The application has been made under Section 4 of the Terrorism Act (2000) which allows for members of a banned group to contact the government to request deproscription without themselves facing the threat of being charged with membership.
In an interview yesterday in east Belfast, some members of the group indicated that if the application is rejected by Home Secretary Amber Rudd then they are likely to challenge it in the High Court via a judicial review.
Former RHC prisoner Jim Wilson said that the group was aware that it had “hurt people in the past” but said: “We can’t change the past, but we can change the future.” When asked if they could provide an assurance to victims of the group that, if legalised, they would not use that platform to glorify Troubles atrocities, Mr Wilson said that such glorification would “absolutely not” happen.
He said: “This organisation is not about glorifying murder, bombings, shootings – it happened in a conflict that we got engaged in as young lads and it’s not something that people want to run about and gloat about and to have it pushed into people’s faces.
“That’s not what deprosciption is about – it’s about allowing us to move to the next phase which is out of conflict, away from what happened in this society and all those people that were hurt by our organisation, Gusty Spence couldn’t have said it any better – it is true and abject remorse. But we were brought up in a society where there was violence and young lads from our Protestant community engaged in it and that’s it – the organisation couldn’t be any clearer; it’s sorry for the people that had to be hurt in this conflict.”

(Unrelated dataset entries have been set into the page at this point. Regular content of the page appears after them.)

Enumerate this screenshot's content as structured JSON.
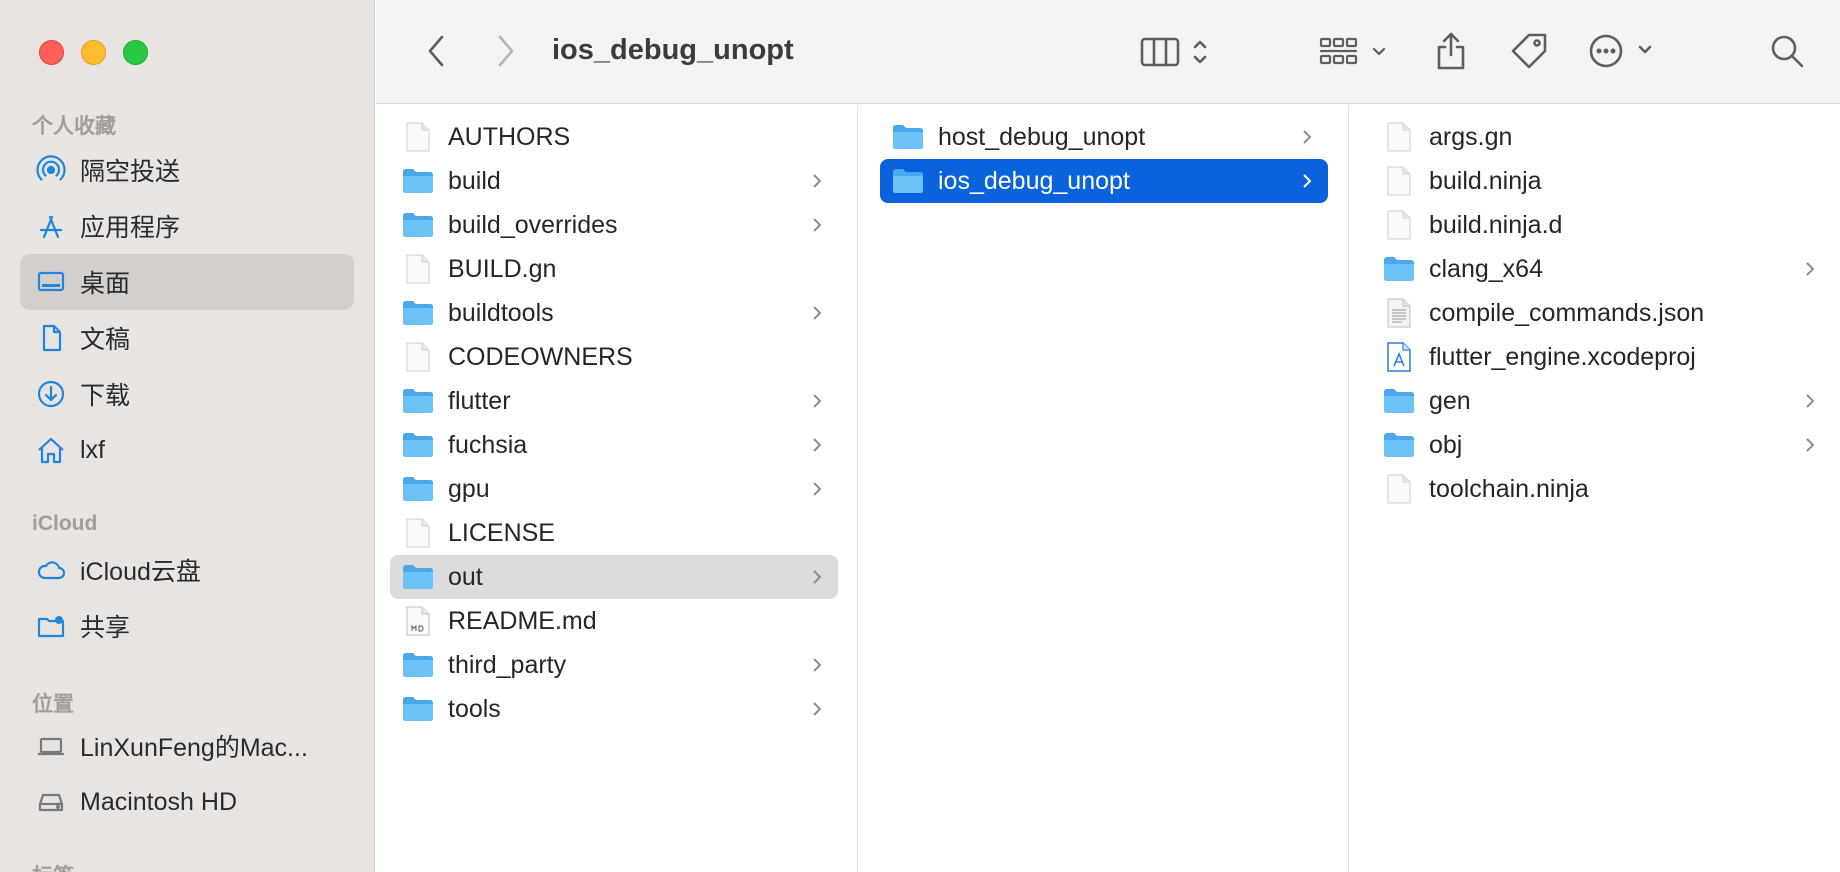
{
  "window": {
    "title": "ios_debug_unopt"
  },
  "sidebar": {
    "sections": [
      {
        "label": "个人收藏"
      },
      {
        "label": "iCloud"
      },
      {
        "label": "位置"
      },
      {
        "label": "标签"
      }
    ],
    "favorites": [
      {
        "label": "隔空投送",
        "icon": "airdrop-icon"
      },
      {
        "label": "应用程序",
        "icon": "applications-icon"
      },
      {
        "label": "桌面",
        "icon": "desktop-icon",
        "selected": true
      },
      {
        "label": "文稿",
        "icon": "document-icon"
      },
      {
        "label": "下载",
        "icon": "download-icon"
      },
      {
        "label": "lxf",
        "icon": "home-icon"
      }
    ],
    "icloud": [
      {
        "label": "iCloud云盘",
        "icon": "icloud-icon"
      },
      {
        "label": "共享",
        "icon": "shared-folder-icon"
      }
    ],
    "locations": [
      {
        "label": "LinXunFeng的Mac...",
        "icon": "laptop-icon"
      },
      {
        "label": "Macintosh HD",
        "icon": "hard-drive-icon"
      }
    ]
  },
  "columns": {
    "col1": [
      {
        "name": "AUTHORS",
        "type": "file"
      },
      {
        "name": "build",
        "type": "folder"
      },
      {
        "name": "build_overrides",
        "type": "folder"
      },
      {
        "name": "BUILD.gn",
        "type": "file"
      },
      {
        "name": "buildtools",
        "type": "folder"
      },
      {
        "name": "CODEOWNERS",
        "type": "file"
      },
      {
        "name": "flutter",
        "type": "folder"
      },
      {
        "name": "fuchsia",
        "type": "folder"
      },
      {
        "name": "gpu",
        "type": "folder"
      },
      {
        "name": "LICENSE",
        "type": "file"
      },
      {
        "name": "out",
        "type": "folder",
        "selected": "gray"
      },
      {
        "name": "README.md",
        "type": "md"
      },
      {
        "name": "third_party",
        "type": "folder"
      },
      {
        "name": "tools",
        "type": "folder"
      }
    ],
    "col2": [
      {
        "name": "host_debug_unopt",
        "type": "folder"
      },
      {
        "name": "ios_debug_unopt",
        "type": "folder",
        "selected": "blue"
      }
    ],
    "col3": [
      {
        "name": "args.gn",
        "type": "file"
      },
      {
        "name": "build.ninja",
        "type": "file"
      },
      {
        "name": "build.ninja.d",
        "type": "file"
      },
      {
        "name": "clang_x64",
        "type": "folder"
      },
      {
        "name": "compile_commands.json",
        "type": "json"
      },
      {
        "name": "flutter_engine.xcodeproj",
        "type": "xcodeproj"
      },
      {
        "name": "gen",
        "type": "folder"
      },
      {
        "name": "obj",
        "type": "folder"
      },
      {
        "name": "toolchain.ninja",
        "type": "file"
      }
    ]
  },
  "colors": {
    "selection_blue": "#0a63dd",
    "folder_blue": "#5bb5f0",
    "sidebar_accent": "#1f86e0"
  }
}
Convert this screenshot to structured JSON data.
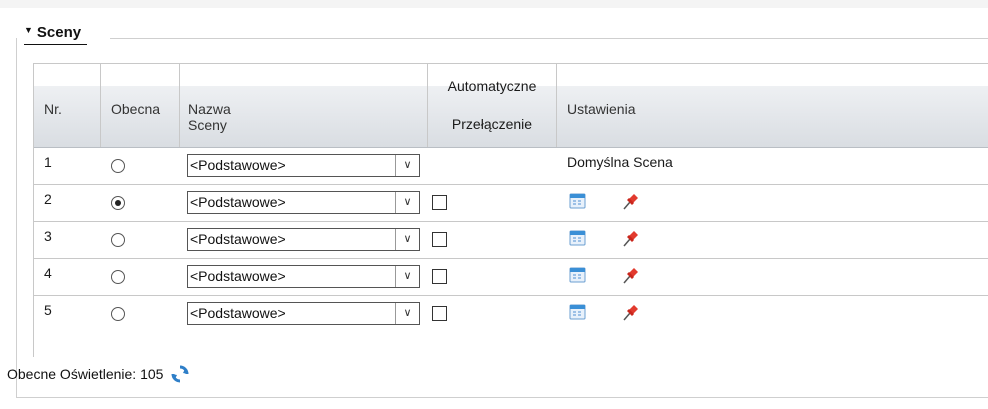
{
  "section": {
    "title": "Sceny"
  },
  "table": {
    "headers": {
      "nr": "Nr.",
      "current": "Obecna",
      "scene_name": "Nazwa Sceny",
      "auto_switch_line1": "Automatyczne",
      "auto_switch_line2": "Przełączenie",
      "settings": "Ustawienia"
    },
    "rows": [
      {
        "nr": "1",
        "current": false,
        "scene_name": "<Podstawowe>",
        "auto_switch": null,
        "settings_text": "Domyślna Scena"
      },
      {
        "nr": "2",
        "current": true,
        "scene_name": "<Podstawowe>",
        "auto_switch": false,
        "settings_icons": [
          "calendar-icon",
          "pin-icon"
        ]
      },
      {
        "nr": "3",
        "current": false,
        "scene_name": "<Podstawowe>",
        "auto_switch": false,
        "settings_icons": [
          "calendar-icon",
          "pin-icon"
        ]
      },
      {
        "nr": "4",
        "current": false,
        "scene_name": "<Podstawowe>",
        "auto_switch": false,
        "settings_icons": [
          "calendar-icon",
          "pin-icon"
        ]
      },
      {
        "nr": "5",
        "current": false,
        "scene_name": "<Podstawowe>",
        "auto_switch": false,
        "settings_icons": [
          "calendar-icon",
          "pin-icon"
        ]
      }
    ]
  },
  "footer": {
    "illumination_label": "Obecne Oświetlenie: 105",
    "refresh_icon": "refresh-icon"
  },
  "colors": {
    "header_gradient_top": "#eef0f3",
    "header_gradient_bottom": "#d9dde2",
    "pin_red": "#e23a2e",
    "calendar_blue": "#3a8fd6",
    "refresh_blue": "#2f7fc8"
  }
}
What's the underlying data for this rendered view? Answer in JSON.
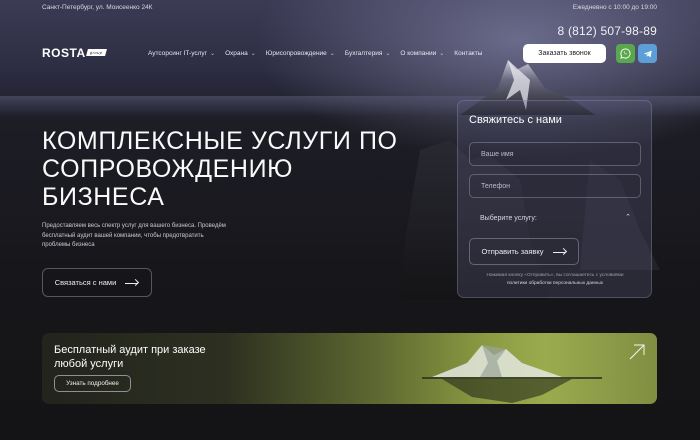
{
  "topbar": {
    "address": "Санкт-Петербург, ул. Моисеенко 24К",
    "hours": "Ежедневно с 10:00 до 19:00"
  },
  "header": {
    "phone": "8 (812) 507-98-89",
    "logo": {
      "text": "ROSTA",
      "tag": "group"
    },
    "nav": [
      {
        "label": "Аутсорсинг IT-услуг",
        "has_dropdown": true
      },
      {
        "label": "Охрана",
        "has_dropdown": true
      },
      {
        "label": "Юрисопровождение",
        "has_dropdown": true
      },
      {
        "label": "Бухгалтерия",
        "has_dropdown": true
      },
      {
        "label": "О компании",
        "has_dropdown": true
      },
      {
        "label": "Контакты",
        "has_dropdown": false
      }
    ],
    "call_button": "Заказать звонок",
    "social": [
      {
        "name": "whatsapp-icon",
        "color": "#5aa84e"
      },
      {
        "name": "telegram-icon",
        "color": "#5c9fd6"
      }
    ]
  },
  "hero": {
    "title_lines": [
      "Комплексные услуги по",
      "сопровождению",
      "бизнеса"
    ],
    "description_lines": [
      "Предоставляем весь спектр услуг для вашего бизнеса. Проведём",
      "бесплатный аудит вашей компании, чтобы предотвратить",
      "проблемы бизнеса"
    ],
    "contact_button": "Связаться с нами"
  },
  "form": {
    "title": "Свяжитесь с нами",
    "name_placeholder": "Ваше имя",
    "phone_placeholder": "Телефон",
    "service_select": "Выберите услугу:",
    "submit": "Отправить заявку",
    "consent_text": "Нажимая кнопку «Отправить», вы соглашаетесь с условиями",
    "consent_link": "политики обработки персональных данных"
  },
  "banner": {
    "title_lines": [
      "Бесплатный аудит при заказе",
      "любой услуги"
    ],
    "button": "Узнать подробнее"
  },
  "colors": {
    "background": "#141416",
    "whatsapp": "#5aa84e",
    "telegram": "#5c9fd6",
    "banner_accent": "#9aab4e"
  }
}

Members of the group – several of whom declined to be identified – told the News Letter yesterday that they saw the application to be proscribed as “momentous” and a chance for them to openly work to support loyalist communities in areas such as education and mental health.
They declined to give estimates of the group’s current membership but that it is predominantly based in the east of Northern Ireland. One member used the phrase “old comrades’ association’ to describe what they see the group becoming if it is legalised.
All of those present were adamant that they do not want to go into politics but would lobby “for a better society”.
One of the veteran members said that the application, to which the Home Secretary must respond within 90 days, was “a sincere and genuine effort – there’s no money involved in it”.
The RHC, one of the smaller loyalist paramilitary groups which has long been aligned with the larger UVF, was established early in the Troubles in 1972 and has been outlawed since the following year.
Many of those murdered by the group were Catholic civilians – or Protestants who it mistook for Catholics – with the last murder being one of its own members in 2003.
But the group says that it has not been involved in any terrorist or criminal activity for more than a decade.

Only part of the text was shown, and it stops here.